Sommelière au réputé restaurant Maison Boulud de Montréal, Isabel conseille les clients avec brio !

Partie de Trois-Rivières pour apprendre l’anglais, voir le monde et  «s’ouvrir à ce qui se passe ailleurs », Isabel Bordeleau revient d’Australie avec une passion naissante. C’est là-bas, en travaillant dans le milieu pour subvenir à ses besoins, qu’elle découvre le monde du vin, réalise que sommelier est un métier et que l’on peut en vivre. De retour au pays, elle suit des cours en sommellerie et commence une carrière qui l’amènera aussi loin que celles qui lui ont ouvert la voie. « Ces femmes-là [Élyse Lambert, Véronique Rivest], pour moi, ce sont des modèles qui ont fait un bon bout de chemin pour la sommellerie féminine, avant que moi j’arrive sur le terrain », confie-t-elle.

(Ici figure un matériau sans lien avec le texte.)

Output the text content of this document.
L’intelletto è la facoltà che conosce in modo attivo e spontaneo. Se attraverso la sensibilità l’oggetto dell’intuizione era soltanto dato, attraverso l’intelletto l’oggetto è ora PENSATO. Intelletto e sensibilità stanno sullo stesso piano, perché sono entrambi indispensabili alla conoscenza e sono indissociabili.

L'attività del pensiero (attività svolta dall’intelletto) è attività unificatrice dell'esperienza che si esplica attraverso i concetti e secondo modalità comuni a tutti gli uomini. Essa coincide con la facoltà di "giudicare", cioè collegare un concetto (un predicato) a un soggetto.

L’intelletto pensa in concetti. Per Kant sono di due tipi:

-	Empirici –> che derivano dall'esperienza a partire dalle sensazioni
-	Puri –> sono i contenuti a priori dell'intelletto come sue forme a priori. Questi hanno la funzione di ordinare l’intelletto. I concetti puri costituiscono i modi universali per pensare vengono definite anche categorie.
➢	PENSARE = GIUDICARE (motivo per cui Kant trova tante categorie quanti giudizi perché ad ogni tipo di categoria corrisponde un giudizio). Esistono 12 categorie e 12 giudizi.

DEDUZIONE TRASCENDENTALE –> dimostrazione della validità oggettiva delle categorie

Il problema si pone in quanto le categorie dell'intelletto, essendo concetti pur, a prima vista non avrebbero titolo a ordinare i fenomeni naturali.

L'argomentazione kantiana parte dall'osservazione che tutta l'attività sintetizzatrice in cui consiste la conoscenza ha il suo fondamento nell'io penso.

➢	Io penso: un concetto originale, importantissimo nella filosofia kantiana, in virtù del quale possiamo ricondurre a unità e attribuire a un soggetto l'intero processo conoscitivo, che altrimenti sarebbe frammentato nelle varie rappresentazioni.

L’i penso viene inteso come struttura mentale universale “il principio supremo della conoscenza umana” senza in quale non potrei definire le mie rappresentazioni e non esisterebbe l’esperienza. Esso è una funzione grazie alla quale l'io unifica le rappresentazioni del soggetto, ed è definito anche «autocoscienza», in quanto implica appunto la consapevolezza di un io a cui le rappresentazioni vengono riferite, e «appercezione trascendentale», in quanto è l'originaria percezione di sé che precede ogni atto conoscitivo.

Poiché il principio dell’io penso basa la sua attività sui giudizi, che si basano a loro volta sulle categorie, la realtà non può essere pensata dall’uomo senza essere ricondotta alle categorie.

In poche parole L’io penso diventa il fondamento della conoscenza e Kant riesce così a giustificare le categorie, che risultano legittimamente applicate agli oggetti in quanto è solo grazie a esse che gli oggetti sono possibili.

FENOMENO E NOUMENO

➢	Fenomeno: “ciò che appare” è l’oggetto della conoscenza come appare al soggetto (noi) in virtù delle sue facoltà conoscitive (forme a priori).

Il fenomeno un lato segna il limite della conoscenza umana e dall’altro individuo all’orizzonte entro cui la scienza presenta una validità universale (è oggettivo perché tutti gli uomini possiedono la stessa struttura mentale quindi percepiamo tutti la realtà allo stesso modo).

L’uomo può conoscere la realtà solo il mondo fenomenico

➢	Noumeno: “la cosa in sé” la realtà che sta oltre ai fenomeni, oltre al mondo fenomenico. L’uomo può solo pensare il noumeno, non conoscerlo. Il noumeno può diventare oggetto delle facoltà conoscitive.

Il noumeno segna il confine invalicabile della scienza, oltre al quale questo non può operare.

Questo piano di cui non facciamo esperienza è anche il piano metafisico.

Un gros défi, l’équilibre de la carte
Dans un établissement comme le Ritz-Carlton, il faut en effet s’assurer de pouvoir répondre aux envies et aux désirs d’une clientèle diversifiée. « Je ne peux pas avoir une carte niche avec un seul style de produits, je ne peux pas me limiter à avoir des choses que personne ne connaît non plus sur la carte. »
Ce qui suppose de prendre en compte également tous les types de bourses, des budgets
serre-dents aux buveurs d’étiquettes, mais aussi de penser à ceux qui viennent prendre
un brunch, ceux qui aiment les bulles, ceux qui veulent du léger, du capiteux…

Une passion et un travail exigeants
Sommelier, c’est bien évidemment assurer la gestion de la boisson – le vin, les eaux, les
spiritueux –, ce qui comprend faire le suivi de la carte des cocktails en fonction des saisons, gérer l’équipe de sommellerie – faire les horaires, assurer les formations –, bâtir
des fiches techniques pour les vins au verre et s’assurer qu’il y a toute l’information nécessaire pour parler des nouveautés sur la carte, rencontrer les représentants pour les achats, maîtriser les coûts et, bien entendu, assurer chaque jour le travail de plancher.

Si on pouvait lire dans ses pensées
Quand on lui demande si elle a un vin préféré, elle répond avec gêne: « J’ai un petit faible
pour le nebbiolo, tout ce qui est vin du Piémont : barolo, barbaresco, langhe nebbiolo », en
s’empressant d’ajouter qu’elle préfère parler de style, parce que les goûts changent continuellement et qu’il y aura toujours un vin pour nous surprendre, nous épater ou nous émouvoir. Et de préciser: « Je préfère les vins frais, élégants, mais là encore il y a des surprises partout et j’aime découvrir de nouvelles choses ».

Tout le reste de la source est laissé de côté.